The Miami Herald, Inc.; Sunday, July 6, 1997
Herald Staff


The state of Florida now is collecting the names of residents who test positive for the AIDS virus, HIV.

The policy is a good one. It will help health workers find people who have had sexual relations with an infected person. In turn, it will encourage them to get tested, too. This could stem the virus's spread.

Unfortunately, the new policy also stands to scare the already-fearful and wary into not seeking help. The state Health Department must go to great lengths both to educate residents and vigilantly to protect their privacy.

Many people remember that just last fall, health-department records with the names of 4,000 people with AIDS in the Tampa Bay area were stolen and disseminated.

Sadly, in some quarters a person with HIV or AIDS still can be wrongly denied a job or a place to live. The theft was a wake-up call that led the Health Department to strengthen safeguards against leaks, including using encrypted computer information. Good. The department cannot risk hurting the very people whom it wants to help.

Reporting the names of HIV patients has an ominous, Big Brother ring. However, it already is done with other sexually transmitted diseases, so AIDS isn't being singled out.

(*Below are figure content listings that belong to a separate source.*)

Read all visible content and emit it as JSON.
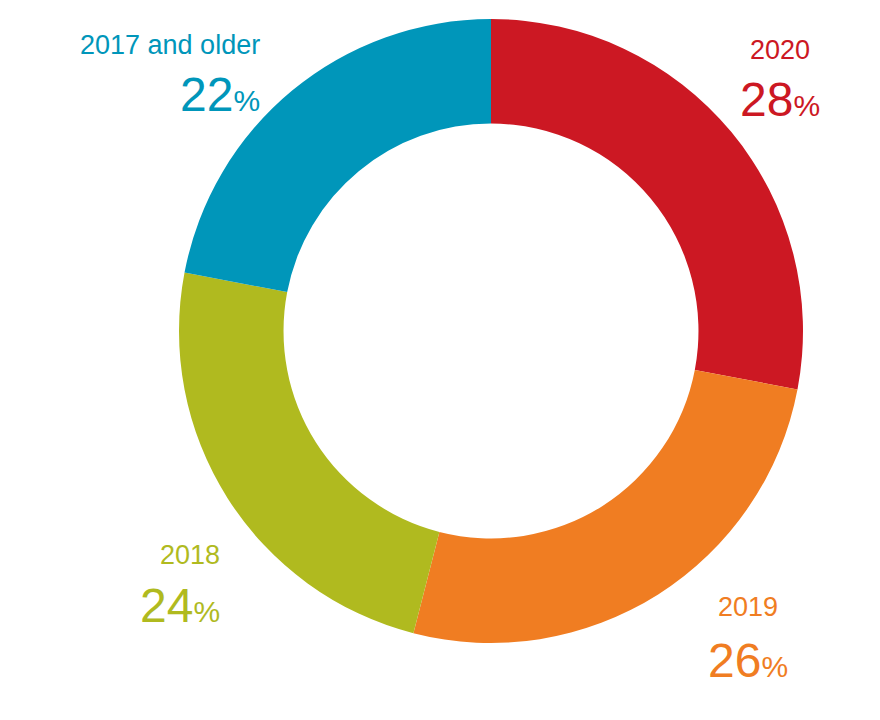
{
  "chart_data": {
    "type": "pie",
    "categories": [
      "2020",
      "2019",
      "2018",
      "2017 and older"
    ],
    "values": [
      28,
      26,
      24,
      22
    ],
    "value_labels": [
      "28%",
      "26%",
      "24%",
      "22%"
    ],
    "colors": [
      "#cc1823",
      "#f07d22",
      "#b0ba1f",
      "#0096ba"
    ],
    "data_labels": true
  }
}
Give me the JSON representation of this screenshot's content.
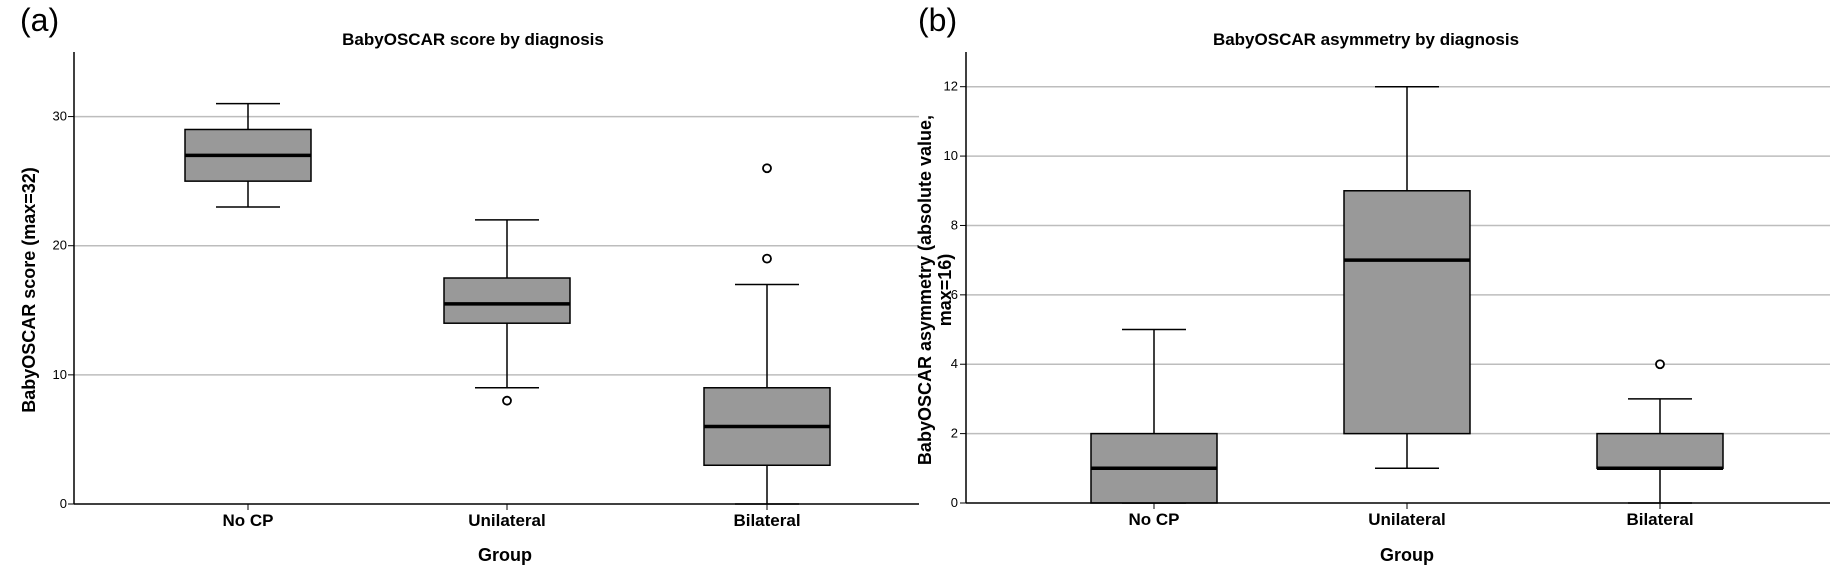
{
  "chart_data": [
    {
      "type": "box",
      "panel_label": "(a)",
      "title": "BabyOSCAR score by diagnosis",
      "xlabel": "Group",
      "ylabel": "BabyOSCAR score (max=32)",
      "ylim": [
        0,
        35
      ],
      "yticks": [
        0,
        10,
        20,
        30
      ],
      "grid": "horizontal",
      "categories": [
        "No CP",
        "Unilateral",
        "Bilateral"
      ],
      "boxes": [
        {
          "category": "No CP",
          "whisker_low": 23,
          "q1": 25,
          "median": 27,
          "q3": 29,
          "whisker_high": 31,
          "outliers": []
        },
        {
          "category": "Unilateral",
          "whisker_low": 9,
          "q1": 14,
          "median": 15.5,
          "q3": 17.5,
          "whisker_high": 22,
          "outliers": [
            8
          ]
        },
        {
          "category": "Bilateral",
          "whisker_low": 0,
          "q1": 3,
          "median": 6,
          "q3": 9,
          "whisker_high": 17,
          "outliers": [
            19,
            26
          ]
        }
      ],
      "box_color": "#999999"
    },
    {
      "type": "box",
      "panel_label": "(b)",
      "title": "BabyOSCAR asymmetry by diagnosis",
      "xlabel": "Group",
      "ylabel_lines": [
        "BabyOSCAR asymmetry (absolute value,",
        "max=16)"
      ],
      "ylim": [
        0,
        13
      ],
      "yticks": [
        0,
        2,
        4,
        6,
        8,
        10,
        12
      ],
      "grid": "horizontal",
      "categories": [
        "No CP",
        "Unilateral",
        "Bilateral"
      ],
      "boxes": [
        {
          "category": "No CP",
          "whisker_low": 0,
          "q1": 0,
          "median": 1,
          "q3": 2,
          "whisker_high": 5,
          "outliers": []
        },
        {
          "category": "Unilateral",
          "whisker_low": 1,
          "q1": 2,
          "median": 7,
          "q3": 9,
          "whisker_high": 12,
          "outliers": []
        },
        {
          "category": "Bilateral",
          "whisker_low": 0,
          "q1": 1,
          "median": 1,
          "q3": 2,
          "whisker_high": 3,
          "outliers": [
            4
          ]
        }
      ],
      "box_color": "#999999"
    }
  ]
}
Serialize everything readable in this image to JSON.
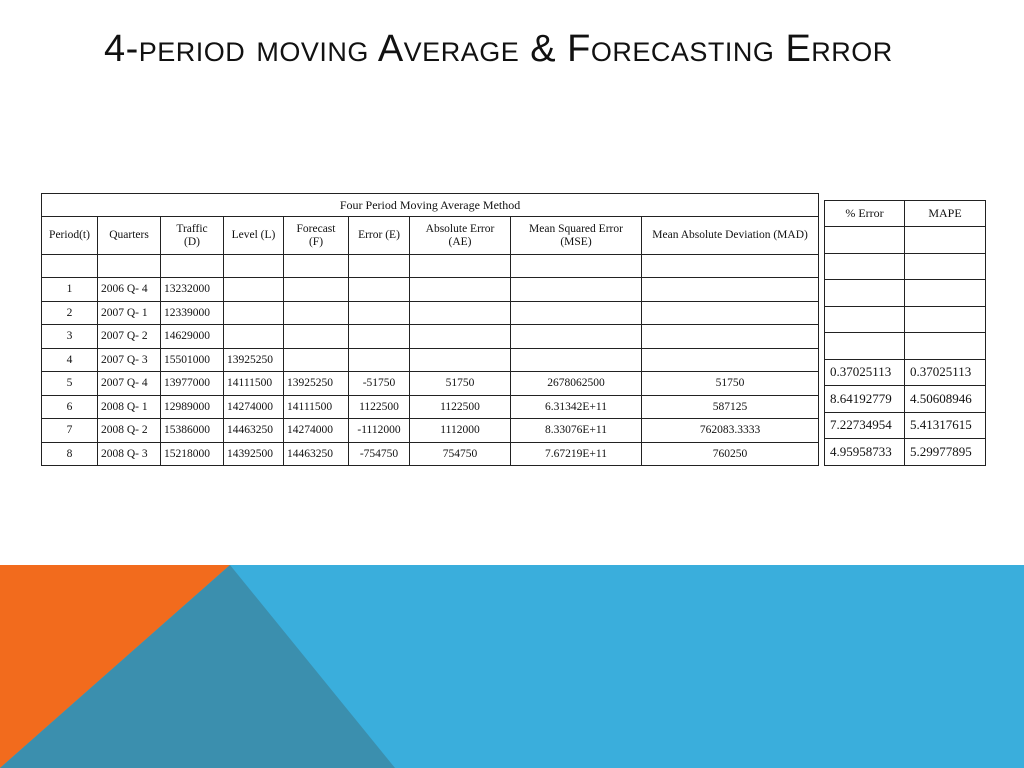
{
  "slide": {
    "title": "4-period moving Average & Forecasting Error"
  },
  "table": {
    "caption": "Four Period Moving Average Method",
    "headers": [
      [
        "Period(t)"
      ],
      [
        "Quarters"
      ],
      [
        "Traffic",
        "(D)"
      ],
      [
        "Level (L)"
      ],
      [
        "Forecast",
        "(F)"
      ],
      [
        "Error (E)"
      ],
      [
        "Absolute Error",
        "(AE)"
      ],
      [
        "Mean Squared Error",
        "(MSE)"
      ],
      [
        "Mean Absolute Deviation (MAD)"
      ]
    ],
    "rows": [
      [
        "1",
        "2006 Q- 4",
        "13232000",
        "",
        "",
        "",
        "",
        "",
        ""
      ],
      [
        "2",
        "2007 Q- 1",
        "12339000",
        "",
        "",
        "",
        "",
        "",
        ""
      ],
      [
        "3",
        "2007 Q- 2",
        "14629000",
        "",
        "",
        "",
        "",
        "",
        ""
      ],
      [
        "4",
        "2007 Q- 3",
        "15501000",
        "13925250",
        "",
        "",
        "",
        "",
        ""
      ],
      [
        "5",
        "2007 Q- 4",
        "13977000",
        "14111500",
        "13925250",
        "-51750",
        "51750",
        "2678062500",
        "51750"
      ],
      [
        "6",
        "2008 Q- 1",
        "12989000",
        "14274000",
        "14111500",
        "1122500",
        "1122500",
        "6.31342E+11",
        "587125"
      ],
      [
        "7",
        "2008 Q- 2",
        "15386000",
        "14463250",
        "14274000",
        "-1112000",
        "1112000",
        "8.33076E+11",
        "762083.3333"
      ],
      [
        "8",
        "2008 Q- 3",
        "15218000",
        "14392500",
        "14463250",
        "-754750",
        "754750",
        "7.67219E+11",
        "760250"
      ]
    ]
  },
  "side_table": {
    "headers": [
      "% Error",
      "MAPE"
    ],
    "rows": [
      [
        "",
        ""
      ],
      [
        "",
        ""
      ],
      [
        "",
        ""
      ],
      [
        "",
        ""
      ],
      [
        "",
        ""
      ],
      [
        "0.37025113",
        "0.37025113"
      ],
      [
        "8.64192779",
        "4.50608946"
      ],
      [
        "7.22734954",
        "5.41317615"
      ],
      [
        "4.95958733",
        "5.29977895"
      ]
    ]
  },
  "colors": {
    "accent_orange": "#f26b1d",
    "accent_blue": "#3aaedc",
    "accent_teal": "#3b8fae"
  }
}
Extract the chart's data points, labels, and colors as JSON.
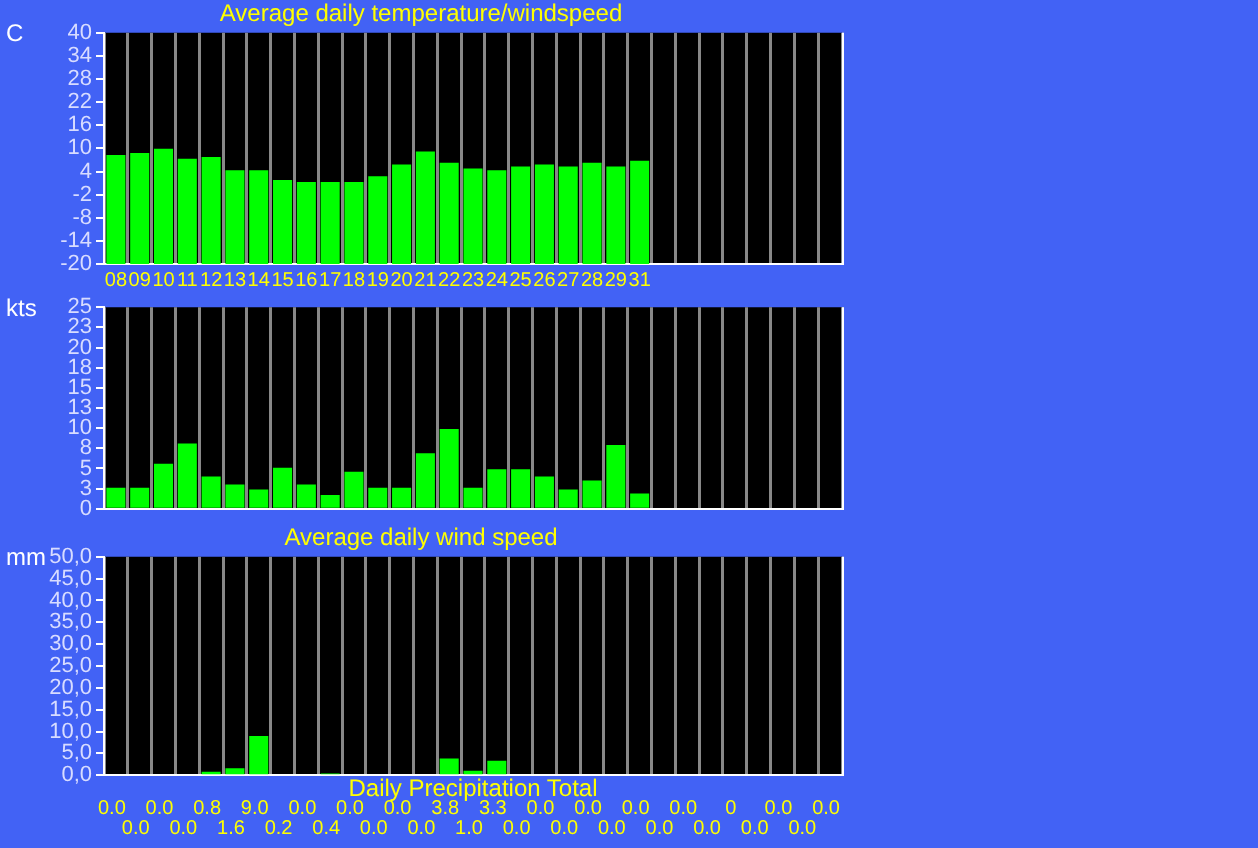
{
  "chart_data": [
    {
      "type": "bar",
      "title": "Average daily temperature/windspeed",
      "ylabel": "C",
      "categories": [
        "08",
        "09",
        "10",
        "11",
        "12",
        "13",
        "14",
        "15",
        "16",
        "17",
        "18",
        "19",
        "20",
        "21",
        "22",
        "23",
        "24",
        "25",
        "26",
        "27",
        "28",
        "29",
        "31",
        null,
        null,
        null,
        null,
        null,
        null,
        null,
        null
      ],
      "values": [
        28.3,
        28.8,
        29.9,
        27.3,
        27.8,
        24.3,
        24.3,
        21.8,
        21.3,
        21.3,
        21.3,
        22.8,
        25.8,
        29.2,
        26.3,
        24.8,
        24.3,
        25.3,
        25.8,
        25.3,
        26.3,
        25.3,
        26.8,
        null,
        null,
        null,
        null,
        null,
        null,
        null,
        null
      ],
      "base": [
        -20,
        -20,
        -20,
        -20,
        -20,
        -20,
        -20,
        -20,
        -20,
        -20,
        -20,
        -20,
        -20,
        -20,
        -20,
        -20,
        -20,
        -20,
        -20,
        -20,
        -20,
        -20,
        -20,
        null,
        null,
        null,
        null,
        null,
        null,
        null,
        null
      ],
      "color": "#00ff00",
      "ylim": [
        -20,
        40
      ],
      "yticks": [
        -20,
        -14,
        -8,
        -2,
        4,
        10,
        16,
        22,
        28,
        34,
        40
      ],
      "grid": "x"
    },
    {
      "type": "bar",
      "ylabel": "kts",
      "categories": [
        null,
        null,
        null,
        null,
        null,
        null,
        null,
        null,
        null,
        null,
        null,
        null,
        null,
        null,
        null,
        null,
        null,
        null,
        null,
        null,
        null,
        null,
        null,
        null,
        null,
        null,
        null,
        null,
        null,
        null,
        null
      ],
      "values": [
        2.6,
        2.6,
        5.6,
        8.1,
        4.0,
        3.0,
        2.4,
        5.1,
        3.0,
        1.7,
        4.6,
        2.6,
        2.6,
        6.9,
        9.9,
        2.6,
        4.9,
        4.9,
        4.0,
        2.4,
        3.5,
        7.9,
        1.9,
        null,
        null,
        null,
        null,
        null,
        null,
        null,
        null
      ],
      "color": "#00ff00",
      "ylim": [
        0,
        25
      ],
      "yticks": [
        0,
        {
          "value": 2.5,
          "label": "3"
        },
        5,
        {
          "value": 7.5,
          "label": "8"
        },
        10,
        {
          "value": 12.5,
          "label": "13"
        },
        15,
        {
          "value": 17.5,
          "label": "18"
        },
        20,
        {
          "value": 22.5,
          "label": "23"
        },
        25
      ],
      "grid": "x"
    },
    {
      "type": "bar",
      "title": "Average daily wind speed",
      "xlabel": "Daily Precipitation Total",
      "ylabel": "mm",
      "categories": [
        null,
        null,
        null,
        null,
        null,
        null,
        null,
        null,
        null,
        null,
        null,
        null,
        null,
        null,
        null,
        null,
        null,
        null,
        null,
        null,
        null,
        null,
        null,
        null,
        null,
        null,
        null,
        null,
        null,
        null,
        null
      ],
      "values": [
        0,
        0,
        0,
        0,
        0.8,
        1.6,
        9.0,
        0.2,
        0,
        0.4,
        0,
        0,
        0,
        0,
        3.8,
        1.0,
        3.3,
        0,
        0,
        0,
        0,
        0,
        0,
        0,
        0,
        0,
        0,
        0,
        0,
        0,
        0
      ],
      "value_labels": [
        "0.0",
        "0.0",
        "0.0",
        "0.0",
        "0.8",
        "1.6",
        "9.0",
        "0.2",
        "0.0",
        "0.4",
        "0.0",
        "0.0",
        "0.0",
        "0.0",
        "3.8",
        "1.0",
        "3.3",
        "0.0",
        "0.0",
        "0.0",
        "0.0",
        "0.0",
        "0.0",
        "0.0",
        "0.0",
        "0.0",
        "0",
        "0.0",
        "0.0",
        "0.0",
        "0.0"
      ],
      "color": "#00ff00",
      "ylim": [
        0,
        50
      ],
      "yticks": [
        {
          "value": 0,
          "label": "0,0"
        },
        {
          "value": 5,
          "label": "5,0"
        },
        {
          "value": 10,
          "label": "10,0"
        },
        {
          "value": 15,
          "label": "15,0"
        },
        {
          "value": 20,
          "label": "20,0"
        },
        {
          "value": 25,
          "label": "25,0"
        },
        {
          "value": 30,
          "label": "30,0"
        },
        {
          "value": 35,
          "label": "35,0"
        },
        {
          "value": 40,
          "label": "40,0"
        },
        {
          "value": 45,
          "label": "45,0"
        },
        {
          "value": 50,
          "label": "50,0"
        }
      ],
      "grid": "x"
    }
  ]
}
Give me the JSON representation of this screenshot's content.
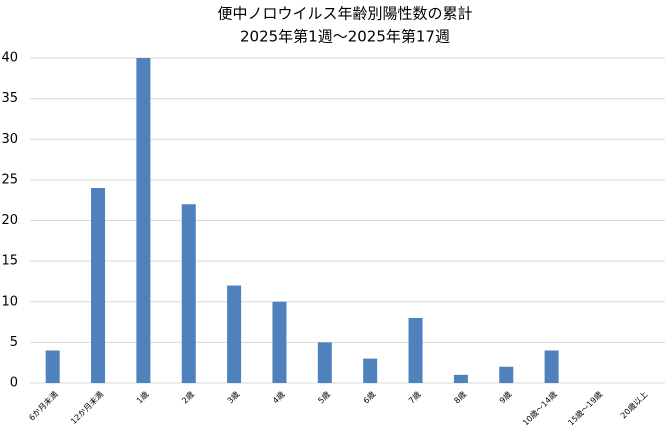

Under the new policy, the patient remains in control. Here's how: Anyone who seeks HIV testing at a public-health clinic will choose whether to be tested "anonymously" or "confidentially."

Someone who chooses anonymous testing will be assigned an identification number -- without having to reveal a name. Test results are labeled by that number. If the patient has HIV and opts for care at the public-health clinic, only then must the patient reveal his or her name. But it will not be reported to the state.

If the patient who chooses confidential testing is HIV-positive, the name is reported. The patient gets counseling and medical help, if wanted. And health-care workers offer to alert any sexual partners. But "if the patient won't give us information, that's it," says Dr. George Metellus, of Dade's Health Department. "We won't contact them unless the patient gives the say-so."

Private doctors, too, must report the names of HIV-positive patients to the Health Department. But public-health workers will not contact those patients without the doctor's permission.

Despite medical strides that have tempered the effects of HIV, AIDS continues to ravage large segments of South Florida. The state's HIV-reporting plan is a sound policy that makes public health a priority.

The new plan must be implemented sensitively, and with vigorous security, so that patients want to cooperate, not withhold important information that can spare so many lives.